The same storm swirled sediment in freshwater environments and turned the water anoxic, meaning oxygen-deficient. An estimated 187 million fish died in Louisiana.
Hurricanes also impact stationary or slow-moving marine life. After hurricanes, "seagrass beds and oyster reefs have been buried by shifting sediment," said Valerie Paul, head scientist at the Smithsonian Marine Station, in an email to Insider. "If you have lots of storm surge and wave action, that can physically uproot the seagrass," May said.
Hurricane Ian swept almost 250 baby sea turtles to shore, and the Brevard Zoo's Sea Turtle Healing Center housed them until they could be re-released.
Some corals rely on waves to break them up and distribute them to new parts of the ocean. Hurricanes can also bring in cooler water and help offset some of the effects of coral bleaching — when too-warm water causes corals to purge the symbiotic algae that provide oxygen and waste removal. But overly strong waves can break up and kill corals, too.
What happens to the ocean after a hurricane?
After a powerful storm subsides, litter and waste can remain in bodies of water for months or even longer.
"There was a lot of debris with Hurricane Ian in our estuaries," May said. Dozens of cars and boats leaked gasoline and other chemicals into Estero Bay.
Sewage can also make its way into waterways, bringing with it bacteria like enterococcus and E. coli, May said.
Rain and flooding from hurricanes also bring an influx of freshwater to marine environments. "This can be stressful to any organisms that don't handle large changes in salinity," Paul said.
Marine life can often tolerate some changes in salt concentrations but not drastic or long-term alterations. For example, alligators on Sanibel Island, which Hurricane Ian hit hard, were affected by the saltier ocean water the storm brought on land.

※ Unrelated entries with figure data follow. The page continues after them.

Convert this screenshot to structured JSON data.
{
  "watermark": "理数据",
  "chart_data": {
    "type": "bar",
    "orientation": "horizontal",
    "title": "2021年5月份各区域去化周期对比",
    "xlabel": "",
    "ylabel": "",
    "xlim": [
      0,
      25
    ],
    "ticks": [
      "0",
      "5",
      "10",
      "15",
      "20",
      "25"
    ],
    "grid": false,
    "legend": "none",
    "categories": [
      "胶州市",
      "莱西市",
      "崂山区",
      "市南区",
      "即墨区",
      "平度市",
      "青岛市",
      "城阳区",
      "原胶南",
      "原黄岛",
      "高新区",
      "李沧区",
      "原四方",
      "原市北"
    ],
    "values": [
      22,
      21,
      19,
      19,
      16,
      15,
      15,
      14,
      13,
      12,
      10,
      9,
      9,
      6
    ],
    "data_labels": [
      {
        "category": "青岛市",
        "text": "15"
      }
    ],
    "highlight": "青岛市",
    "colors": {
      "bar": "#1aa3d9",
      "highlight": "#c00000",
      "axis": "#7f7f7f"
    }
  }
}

"Although alligators can tolerate salt water for a time, they cannot live in it indefinitely," according to the Sanibel-Captiva Conservation Foundation's Chris Lechowicz.
On the other hand, marine dolphins can only live in freshwater for a short time without suffering serious effects. Overexposure to freshwater after Hurricane Katrina may have caused a deadly skin disease in bottlenose dolphins.
Freshwater has other effects, too. "Rivers tend to have a lot more sediment than ocean water, and they tend to have a lot higher concentrations of nutrients from coastal runoff," May said.
If a hurricane pushes river water into the marine system, it creates favorable conditions for the formation of large algae blooms.
"There are these cascading effects from the hurricane," May said. For example, algal blooms after Hurricane Ian didn't allow sunlight to reach the seagrass, a primary food source for manatees. This put stress on an already threatened population of sea cows in Florida.
Hurricanes are natural events, May pointed out. "Our ecosystems are actually designed every once in a while to kind of get wiped out," she said. But they also need sufficient time to recover before the next one comes along.
Climate change may not increase the number of hurricanes, but it could make them more intense, according to NASA, with higher storm surges and more flooding, both of which are bad news for ocean life.